Il eut soin de ne pas se montrer devant la princesse, et se contenta de rôder autour de la salle où elle se tenait, tantôt la regardant valser au travers des guirlandes enlacées aux colonnades, tantôt s'enfonçant sous les galeries où les lumières commençaient à s'éteindre, à la suite de quelques groupes mystérieux qui semblaient s'occuper d'affaires plus graves que la danse et la musique. Saint-Julien, transformé volontairement en espion, était triste et mal à l'aise. C'était la première fois qu'il voulait arriver à la connaissance de la vérité par des moyens que sa conscience désavouait. En même temps il trouvait dans l'agitation de la curiosité quelque chose d'aiguillonnant et d'inconnu qui n'était pas sans plaisir.

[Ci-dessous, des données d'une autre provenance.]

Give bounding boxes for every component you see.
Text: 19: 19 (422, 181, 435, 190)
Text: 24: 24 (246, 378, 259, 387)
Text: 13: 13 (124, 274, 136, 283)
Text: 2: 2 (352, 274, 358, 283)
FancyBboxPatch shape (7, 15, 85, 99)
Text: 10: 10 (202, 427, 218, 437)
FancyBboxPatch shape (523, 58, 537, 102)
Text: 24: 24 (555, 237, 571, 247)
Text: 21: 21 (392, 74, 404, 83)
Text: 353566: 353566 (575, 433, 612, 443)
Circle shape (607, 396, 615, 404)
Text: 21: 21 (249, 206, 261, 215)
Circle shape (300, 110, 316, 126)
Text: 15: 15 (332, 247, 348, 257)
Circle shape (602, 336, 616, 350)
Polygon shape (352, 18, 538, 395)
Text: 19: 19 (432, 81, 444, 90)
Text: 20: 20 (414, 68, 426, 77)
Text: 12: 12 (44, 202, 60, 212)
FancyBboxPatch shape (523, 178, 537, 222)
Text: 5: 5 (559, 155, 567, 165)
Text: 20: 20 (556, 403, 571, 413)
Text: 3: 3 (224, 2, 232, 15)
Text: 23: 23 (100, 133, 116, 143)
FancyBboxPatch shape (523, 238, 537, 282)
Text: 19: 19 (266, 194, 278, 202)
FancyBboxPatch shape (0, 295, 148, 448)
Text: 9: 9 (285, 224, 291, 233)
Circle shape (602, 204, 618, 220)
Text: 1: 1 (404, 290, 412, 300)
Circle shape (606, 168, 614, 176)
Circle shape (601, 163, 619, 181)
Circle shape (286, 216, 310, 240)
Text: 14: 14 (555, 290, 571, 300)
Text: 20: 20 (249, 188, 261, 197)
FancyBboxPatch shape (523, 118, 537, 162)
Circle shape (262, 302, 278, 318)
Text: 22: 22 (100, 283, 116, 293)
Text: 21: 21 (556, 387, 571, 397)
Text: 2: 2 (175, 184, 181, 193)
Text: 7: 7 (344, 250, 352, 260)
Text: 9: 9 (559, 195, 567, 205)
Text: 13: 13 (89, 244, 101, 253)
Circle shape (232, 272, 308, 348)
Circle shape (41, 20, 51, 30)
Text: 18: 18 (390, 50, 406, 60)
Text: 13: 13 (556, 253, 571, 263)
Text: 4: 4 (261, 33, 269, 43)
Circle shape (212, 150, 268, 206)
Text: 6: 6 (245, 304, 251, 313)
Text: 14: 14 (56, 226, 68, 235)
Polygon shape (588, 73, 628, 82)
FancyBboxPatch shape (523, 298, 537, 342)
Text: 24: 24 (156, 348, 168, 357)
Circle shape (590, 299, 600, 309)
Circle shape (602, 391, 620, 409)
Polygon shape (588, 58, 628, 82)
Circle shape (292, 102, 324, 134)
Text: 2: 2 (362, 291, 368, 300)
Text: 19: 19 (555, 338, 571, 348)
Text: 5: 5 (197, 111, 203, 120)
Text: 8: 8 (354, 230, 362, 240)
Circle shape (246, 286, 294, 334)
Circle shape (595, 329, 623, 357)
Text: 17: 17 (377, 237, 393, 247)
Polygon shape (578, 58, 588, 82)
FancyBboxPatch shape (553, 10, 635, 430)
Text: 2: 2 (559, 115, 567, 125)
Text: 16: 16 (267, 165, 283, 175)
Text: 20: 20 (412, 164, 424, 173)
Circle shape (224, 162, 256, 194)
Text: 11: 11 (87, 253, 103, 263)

Il se sentait un peu blessé d'avoir été traité comme un enfant, d'avoir vécu six mois enfermé dans un coin de ce palais, où lui seul peut-être ignorait ce qu'il avait intérêt à savoir. Maintenant il croyait travailler à une belle vengeance, il croyait presque remplir un devoir envers lui-même, en repoussant de toute sa force des convictions qui l'avaient rendu heureux, mais qui peut-être l'avaient trompé. Saint-Julien avait à un degré éminent cette morgue brutale que nous avons tous à l'égard des femmes. Nous ne voulons les estimer qu'autant que le monde les estime, et nous rougirions d'être seuls à leur rendre justice. Chez Julien, la méfiance, propre aux caractères timides et concentrés, et cet orgueil presque monastique qui est comme un revers de médaille chez les hommes austères, ajoutaient une nouvelle force à sa résolution. Sombre, honteux et palpitant, il croyait sortir d'un rêve, et regardait comme autant de choses nouvelles tout ce qui se passait autour de lui. Il ne pouvait entendre murmurer à son oreille une phrase insignifiante sans y chercher un sens profond et une lumière inconnue. Il croyait voir sur tous les visages qui le regardaient une expression de sarcasme ou de mépris. Il fallait qu'il fût étrangement troublé; car rien n'était plus compassé, plus prudent et plus grave que toute cette petite cour imbue de principes d'obéissance passive, et pénétrée des avantages positifs de sa dépendance. Saint-Julien, bien convaincu qu'il ne tirerait aucun éclaircissement de tous ces valets, se mit à observer de près les figures étrangères. Celles-là n'étaient pas moins composées devant la princesse; mais peut-être ces vassaux des autres maîtres se permettaient-ils in petto une manière de voir quelconque sur madame de Cavalcanti.
Saint-Julien avait remarqué, dès le commencement du bal, les assiduités du duc de Gurck, jeune et beau Carinthien qui était arrivé la veille à la résidence, et en l'honneur de qui, se disait-on tout bas, la superbe fête avait été ordonnée. Il remarqua depuis, que la faveur du duc pâlissait sensiblement, que sa conversation s'appauvrissait, que ses bons mots baissaient de plus en plus, que sa valse se ralentissait; enfin que dans le cercle étincelant où, comme un radieux soleil, Quintilia entraînait ses dociles planètes, l'astre du charmant comte de Steinach brillait d'un éclat plus vif, et l'étoile pâlie du duc allait toujours s'éloignant du centre d'attraction comme un monde abandonné du céleste foyer de vie et de lumière. En deux mots, le comte de Steinach était entré dans l'orbe de Mercure, et le duc de Gurck accomplissait péniblement la vaste et froide rotation de Saturne.
Saint-Julien vit le duc frapper doucement l'épaule de Shrabb, son conseiller privé; et, un instant après, tous deux, s'esquivant par un côté différent, avaient disparu de la salle.
Saint-Julien suivit avec précaution Gurck, qui était sorti le dernier, il le vit rejoindre son compagnon au bord de la pièce d'eau, et protégé par les sombres bosquets du parc, il entendit la conversation des deux Autrichiens.
«Eh bien, dit Shrabb, je crois que notre mission est terminée et que Steinach l'emporte sur nous.
—Je pourrais désespérer comme vous, dit le duc d'un ton piqué, si je ne m'intéressais dans cette affaire qu'aux projets de notre maître; mais il s'agit pour moi d'une ambition plus personnelle. La princesse est éblouissante, et après m'être chargé par soumission d'un rôle dont j'ignorais les avantages, je soutiendrai désormais ce rôle pour mon comte.
—J'entends: pour votre gloire! dit Shrabb.
—Et pour mon plaisir, dit Gurck.
—Et si elle se moque de Steinach et de vous? reprit Shrabb.